Original length and N percent/characters

This value specifies the maximum length of the sentence. Therefore, if an original value's length was 200 characters then the above panel specifies a randomized maximum length of 250 characters.

DataVeil shall always ensure that the calculated maximum does not exceed the field size.
  

Include whole words if possible

If this option is selected then the last word generated shall be a whole word and not a truncated word.

An exception is that the last word may be truncated if the length specification is too short to contain a whole word.

When this option is selected and the last generated word exceeds the mask's target length then the sentence shall be shortened to include up to the last whole word that will fit within the target length.

For example, if the mask's length setting 'Same total text length as original' is selected and the original value length is 30 characters, then suppose DataVeil generates the sentence 'The quick brown fox acts suspiciously.'. The generated sentence happens to be 38 characters which exceeds the target length of 30. Therefore DataVeil would remove trailing words until the length falls within 30 characters. In this case that would result in 'The quick brown fox acts.' which is only 25 characters but it is the closest to the target length using whole words.

If you want to have exact length replacements then do not select this whole words option. If this whole words option was not selected then the generated sentence would have been 'The quick brown fox acts susp.' which matches the exact target length of 30 characters and the last word has been truncated accordingly.

The output in the 'comments' column shown above is an example of when this whole words option is selected.
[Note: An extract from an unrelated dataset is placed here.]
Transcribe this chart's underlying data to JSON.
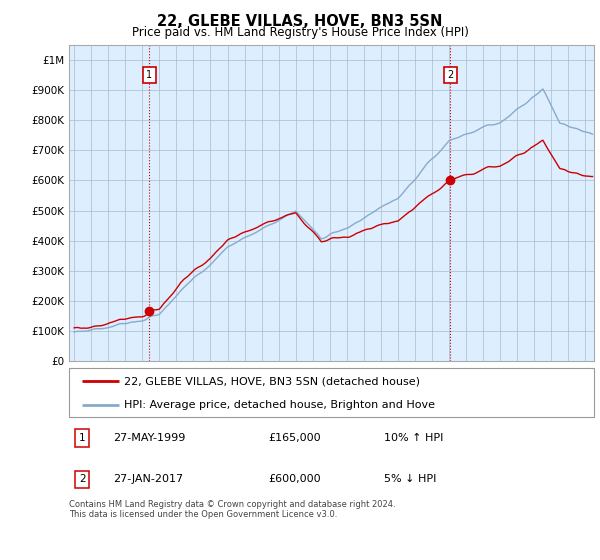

The output shown below are the same sentences that would be generated if the whole words option is not selected. Note that last words in sentences in rows corresponding to NoteID 43 and 44 have been truncated.

 

Deterministic: Calculate determinism based on the first N characters

 If this mask is in deterministic mode then this parameter shall specify the maximum count of characters that shall be used from the original value to calculate the distinctiveness of the masked value. For example, if this value is 100 characters long and there are two different original values where both are 200 characters long; however, the first 100 characters are identical in both values then the masked value generated shall also be identical for both. This parameter is provided to improve masking performance by avoiding calculating masked values based on long original fields. E.g. If original values are each over 1,000 characters long but all of these values differ within the first 50 characters then you could even reduce this parameter to 50.

The valid range is from 10 to 4,000. The default is 100.

Case Sensitivity

If this mask is in deterministic mode then the generated sentences shall vary according to the case sensitivity setting in the mask's Determinism tab.

Please note that sentences generated when the 'Ignore case' checkbox is selected may be different to sentences generated for exactly the same original sentence when the 'Ignore case' checkbox is not selected. This is because when this mask is not case sensitive it shall calculate determinism based on the original sentence having first being converted to a single case which may be different to the actual original value as is used when the mask is case sensitive.

Null and Empty Strings

If the mask specifies any length parameters that reference the original value's length then:

    * If the the original value is NULL then NULL shall be returned.

    * If the the original value is an empty string then an empty string shall be returned.

Therefore, the only time when original NULLs and empty strings are overwritten with generated sentences is if explicit character lengths are specified for both Minimum and Maximum character lengths such as in the example shown below that an explicit range of between 50 and 200 characters.

 

Size Limitations

The following are the maximum character lengths per value to be masked:

MySQL: 65,535
 Oracle: 4,000
 SQL Server: 2GB
  

Large Objects

When masking Oracle large object types (e.g. CLOB) and it is possible that a value is larger than 4000 then use only 'Randomize total length in the range' with explicit Minimum and Maximum length values as shown in the example above that is using a range of 50 to 200 characters. Do not use 'Original length and..' because these could exceed 4000.